Given all this, you might be thinking that chant will arrive at your parish on Advent one this year. That could happen but it is not likely. After all, no one has mandated that the chants be used at Mass. It was strongly urged by the head of ICEL but there has been no mandate. Many publishers have produced alternative Mass settings, and this is as it should be given that the Church has always encouraged art and composition and never sought to freeze into place all music that takes place at Mass.
But something new and unexpected has happened. In more than just a few dioceses around the country, the Office of Worship has sent out orders to all parishes that they do not have choice in what music to sing. They must sing such and such Mass from a certain publisher for a period of one year. This must be sung at all parishes and at all Masses, regardless of the preferences of the congregation or the celebrant or the pastor or the director of music. This is being done in the name of diocesan unity, a concern that should not be dismissed. But if it is unity we seek, what better to unify than the Missal itself? But this is not what is happening. Many parishes are being forced to buy Mass settings published outside the Church and simultaneously eschew the actual music of the Missal.

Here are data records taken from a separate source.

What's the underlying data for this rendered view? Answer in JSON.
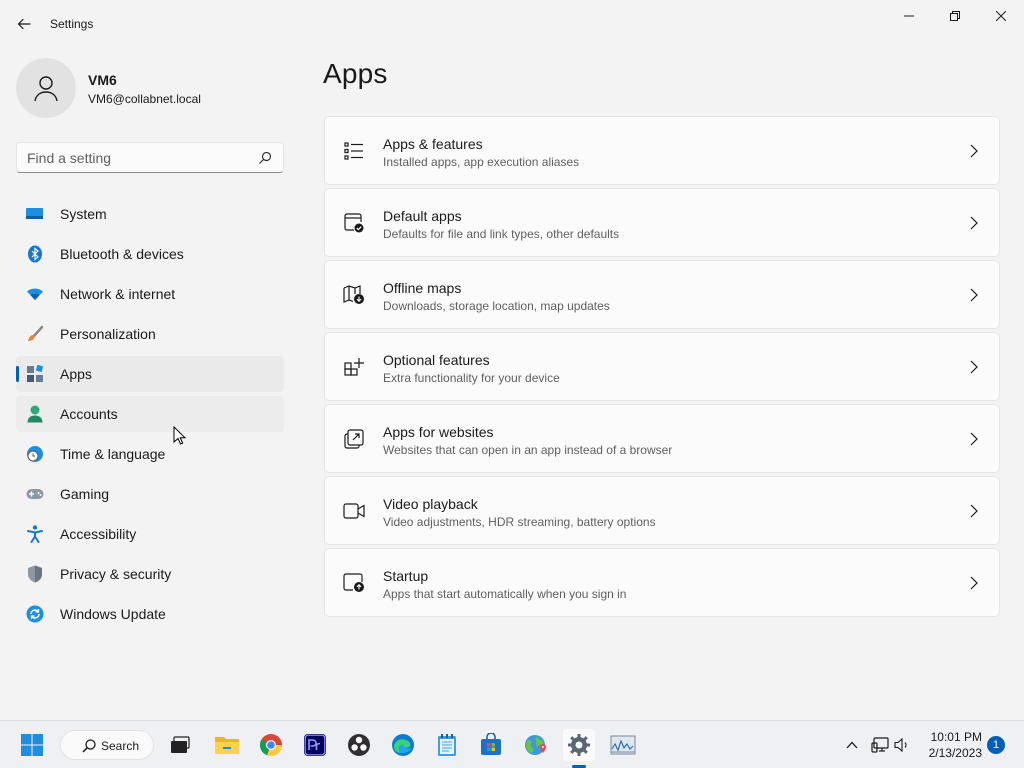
{
  "window": {
    "title": "Settings"
  },
  "profile": {
    "name": "VM6",
    "email": "VM6@collabnet.local"
  },
  "search": {
    "placeholder": "Find a setting"
  },
  "nav": {
    "items": [
      {
        "label": "System",
        "icon": "monitor-icon"
      },
      {
        "label": "Bluetooth & devices",
        "icon": "bluetooth-icon"
      },
      {
        "label": "Network & internet",
        "icon": "wifi-icon"
      },
      {
        "label": "Personalization",
        "icon": "brush-icon"
      },
      {
        "label": "Apps",
        "icon": "apps-icon",
        "selected": true
      },
      {
        "label": "Accounts",
        "icon": "person-icon",
        "hovered": true
      },
      {
        "label": "Time & language",
        "icon": "globe-clock-icon"
      },
      {
        "label": "Gaming",
        "icon": "gamepad-icon"
      },
      {
        "label": "Accessibility",
        "icon": "accessibility-icon"
      },
      {
        "label": "Privacy & security",
        "icon": "shield-icon"
      },
      {
        "label": "Windows Update",
        "icon": "update-icon"
      }
    ]
  },
  "main": {
    "title": "Apps",
    "cards": [
      {
        "title": "Apps & features",
        "desc": "Installed apps, app execution aliases",
        "icon": "list-icon"
      },
      {
        "title": "Default apps",
        "desc": "Defaults for file and link types, other defaults",
        "icon": "default-apps-icon"
      },
      {
        "title": "Offline maps",
        "desc": "Downloads, storage location, map updates",
        "icon": "map-download-icon"
      },
      {
        "title": "Optional features",
        "desc": "Extra functionality for your device",
        "icon": "grid-add-icon"
      },
      {
        "title": "Apps for websites",
        "desc": "Websites that can open in an app instead of a browser",
        "icon": "open-external-icon"
      },
      {
        "title": "Video playback",
        "desc": "Video adjustments, HDR streaming, battery options",
        "icon": "video-icon"
      },
      {
        "title": "Startup",
        "desc": "Apps that start automatically when you sign in",
        "icon": "startup-icon"
      }
    ]
  },
  "taskbar": {
    "search_label": "Search",
    "apps": [
      "start-icon",
      "task-view-icon",
      "file-explorer-icon",
      "chrome-icon",
      "premiere-icon",
      "obs-icon",
      "edge-icon",
      "notepad-icon",
      "store-icon",
      "maps-globe-icon",
      "settings-gear-icon",
      "resource-monitor-icon"
    ],
    "active_app": "settings-gear-icon",
    "time": "10:01 PM",
    "date": "2/13/2023",
    "notification_count": "1"
  },
  "colors": {
    "accent": "#005fb8",
    "background": "#f3f3f3",
    "card": "#fbfbfb"
  }
}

I first heard about some of this just two months ago, but now the reports are growing. Many of the people reporting this are wanting to remain anonymous. Many are not even giving the name of the diocese for fear of reprisal; no one wants to be seen as a trouble maker. But it is deeply demoralizing for those who saw this new Missal as a possible liberation from the disunity and cacophony of the present state of Catholic music. Alas, bureaucrats have intervened to stop this from happening.
You might be wondering how they can get away with this. It’s a good question. I seriously doubt that the mandates could stand up against any serious canonical challenge. But here is the problem. By the time the challenges and answers make their way through the administrative apparatus, the trial period of one year will be up, and parishes will again be free to sing the music of the Missal. So a legal challenge probably doesn’t make sense at this point.
The sad news for many Catholics is that they will have to wait yet another year before the music at Mass becomes reliably solemn. That’s not to say that there are not some excellent settings out there being published by commercial publishers, and all of them have some quality offerings. But those are not the ones that are being popularly selected, so far as I can tell.
And we all know the way music works in parishes. Once something is around for one year, it sticks forever. You can see, then, that this practice of one-year mandates is amazing subsidy to the commercial publishers as against the Church – which is precisely what the Bishops did not want. Indeed, this whole practice amounts to an ingenious reversal of a major part of the intent of this new Missal. The message of the crowd that gave us the status quo is: we aren’t going anywhere soon.